Statistical Hypothesis Testing
Since research/alternative hypothesis ($H_1$) is
\[\mu' > \mu + \Delta\]So the null hypotheis ($H_2$) is
\[\mu' \leq \mu + \Delta\]Which can also be
\[\mu' = \mu + \Delta \\ \mu' - \mu - \Delta = 0\]As a result, we only need to prove that
\[Z = \frac{\mu'-\mu-\Delta}{\sqrt{\frac{s_1^2}{n_1^2}+\frac{s_2^2}{n_2^2}}} > 1.64 = at~the~95\%~confidence~level\]so we can reject the null hypothesis in favor of the alternative.
Non-discretization based method
Min-Apriori is an algorithm for finding association rules in data with continuous attributes. It counts support of itemsets using non-discretization method. For example, if there are 3 documents
$W_1$ | $W_2$ | $W_3$ | |
---|---|---|---|
$D_1$ | 2 | 2 | 0 |
$D_1$ | 0 | 0 | 1 |
$D_1$ | 2 | 3 | 0 |
With Min-Apriori, we do not need to discretize the count of words. Instead, we normalize the word vectors and then use the new definition of support
\[support(C) = \sum_{i \in T}{min_{j \in C}D(i,j)}\]Where $C$ is a set of words and $T$ is the set of documents.
Multi-level Association Rule
The issues about concept hierarchy:
- Rules at lower levels may not have enough support to appear in any frequent itemsets.
- Rules at lower levels of the hierarchy are overly specific.
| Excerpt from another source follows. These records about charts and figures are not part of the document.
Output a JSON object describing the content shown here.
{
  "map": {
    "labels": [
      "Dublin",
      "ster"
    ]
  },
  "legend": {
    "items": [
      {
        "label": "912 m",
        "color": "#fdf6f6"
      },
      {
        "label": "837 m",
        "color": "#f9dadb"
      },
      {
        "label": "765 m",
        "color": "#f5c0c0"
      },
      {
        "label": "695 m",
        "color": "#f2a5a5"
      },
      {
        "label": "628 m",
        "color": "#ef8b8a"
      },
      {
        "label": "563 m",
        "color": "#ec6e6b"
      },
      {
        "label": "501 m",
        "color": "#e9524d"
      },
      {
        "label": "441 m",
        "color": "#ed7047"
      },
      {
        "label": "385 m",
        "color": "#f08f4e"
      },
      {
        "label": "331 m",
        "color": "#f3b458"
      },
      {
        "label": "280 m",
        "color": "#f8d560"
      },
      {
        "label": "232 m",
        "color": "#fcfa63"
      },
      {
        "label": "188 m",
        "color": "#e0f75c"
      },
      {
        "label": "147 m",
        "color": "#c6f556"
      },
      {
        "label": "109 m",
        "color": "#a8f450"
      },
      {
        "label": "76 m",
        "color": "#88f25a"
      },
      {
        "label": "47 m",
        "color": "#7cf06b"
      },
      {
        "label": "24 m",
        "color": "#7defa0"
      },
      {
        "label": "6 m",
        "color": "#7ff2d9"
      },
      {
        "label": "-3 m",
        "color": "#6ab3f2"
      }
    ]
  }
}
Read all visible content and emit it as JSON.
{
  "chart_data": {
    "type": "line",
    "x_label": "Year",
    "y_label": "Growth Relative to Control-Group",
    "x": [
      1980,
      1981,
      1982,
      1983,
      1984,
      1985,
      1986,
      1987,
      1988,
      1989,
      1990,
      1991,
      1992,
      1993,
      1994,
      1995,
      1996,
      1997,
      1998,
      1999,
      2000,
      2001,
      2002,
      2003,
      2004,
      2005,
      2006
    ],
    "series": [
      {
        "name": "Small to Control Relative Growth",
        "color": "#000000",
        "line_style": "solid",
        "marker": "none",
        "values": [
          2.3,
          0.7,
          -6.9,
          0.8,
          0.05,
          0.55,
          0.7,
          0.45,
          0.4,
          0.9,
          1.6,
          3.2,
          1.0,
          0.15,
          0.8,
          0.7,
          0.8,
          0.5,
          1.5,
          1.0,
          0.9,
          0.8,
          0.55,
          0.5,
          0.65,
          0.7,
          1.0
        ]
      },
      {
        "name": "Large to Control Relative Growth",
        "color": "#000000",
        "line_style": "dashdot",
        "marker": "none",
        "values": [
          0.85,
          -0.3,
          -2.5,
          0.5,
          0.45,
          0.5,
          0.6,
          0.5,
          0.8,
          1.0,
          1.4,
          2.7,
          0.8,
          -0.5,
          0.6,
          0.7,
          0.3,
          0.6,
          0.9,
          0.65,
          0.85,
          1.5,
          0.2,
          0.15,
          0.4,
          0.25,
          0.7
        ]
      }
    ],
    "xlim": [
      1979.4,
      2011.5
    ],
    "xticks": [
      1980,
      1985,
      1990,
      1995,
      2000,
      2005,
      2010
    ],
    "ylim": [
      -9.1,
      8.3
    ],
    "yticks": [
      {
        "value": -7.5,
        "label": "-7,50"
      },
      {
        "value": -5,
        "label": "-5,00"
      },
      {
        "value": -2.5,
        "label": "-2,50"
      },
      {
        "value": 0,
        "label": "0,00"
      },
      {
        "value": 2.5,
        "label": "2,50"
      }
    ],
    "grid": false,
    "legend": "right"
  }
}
For example, ${skim milk} \rightarrow {white bread}$, ${2\% milk} \rightarrow {wheat bread}$, and ${skim milk} \rightarrow {wheat bread}$ are also indicative of ${milk} \rightarrow {bread}$
To deal with the issues, two approaches are introduces:
Augment transactions with higher level items
Before doing association analysis, extend current association rule formulation by augmenting each transaction with higher level items.
However, this approach increases dimensionality of the data. And too many frequent patterns involving items from the higher levels would be found since items that reside at higher levels have much higher support counts.
Generate frequent patterns from highest level to lowest level
Generate frequent patterns at highest level first. Then, generate frequent patterns at the next highest level, and so on.
The disadvantages of this approach are:
- More passes over the data leads to dramatically increased I/O requirements.
- May miss some potentially interesting cross-level association patterns.